特に食糧不足が致命的で、満足な食事が摂れずに不満の声を上げる構成員も出始めているという。
しかし、技術・道具・資源の多くが失われたこの黄昏の世界では、現地の住民にとっても食料品は貴重である。彼らの生活をおびやかしてまで確保すべきではない。
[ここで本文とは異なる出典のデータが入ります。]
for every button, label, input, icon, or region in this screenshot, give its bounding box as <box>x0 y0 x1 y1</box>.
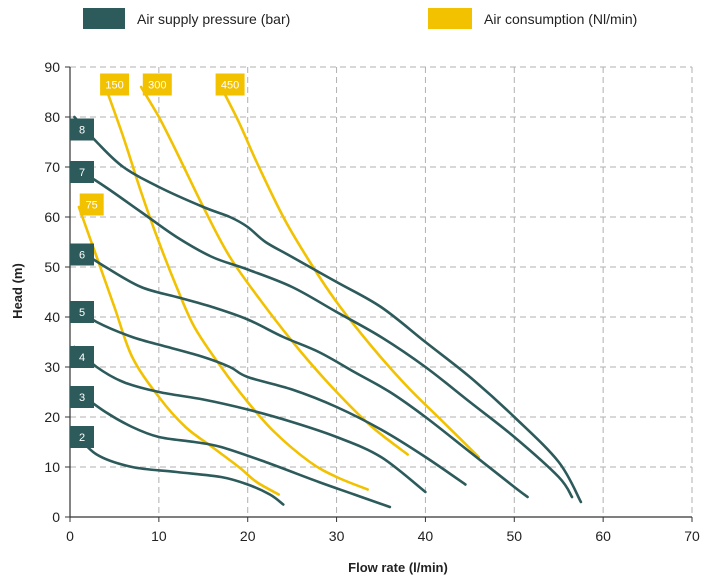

どうしたものかと手をこまねいていると、隣の地区に遠征していた黄昏梟から報告が入った。
食糧不足を打開する糸口が見つかったらしい。
彼の先導で、隣の地区に足を踏み入れる。何やら広場が騒がしい。
人垣を掻き分けて進むチヨ。その輪の中心に鎮座していたのは、奇妙な球形の機械――フードジェネレータだった。
水と適当な有機物を放り込むだけで、人間が摂取可能な食物を作り出せる、夢のような装置。

なのだが…

「…動かないな」
「材料は入れたのか?」
「もちろんだ。破損個所も全て修理した。となれば…バッテリー切れだな」
「やれやれ…今度は電源不足か…」

その会話を耳にしたチヨの脳裏に、穏やかに眠る天使の姿が浮かび上がる。

「もしかしたら、これが合うかも!」

チヨは鞄から汎用バッテリーを取り出し、装置にはめ込む。しばしの沈黙。
人々が固唾を呑んで見守る中、小型のフードジェネレータは、ブーンと低い音を奏でながら動き出した。
これで、キャンプの仲間も現地の住民も、食べ物に困ることはなくなるだろう。

***

暮れゆく夏の空を見上げながら、チヨはふっと微笑んだ。
自らの命は尽きようとも、大勢の人間を飢餓から救ったイカロスの女性。これで彼女も浮かばれるだろうか。
エネルギー問題を解決するため、雛鳥は次なる地・ニューカナヤマへと羽ばたく。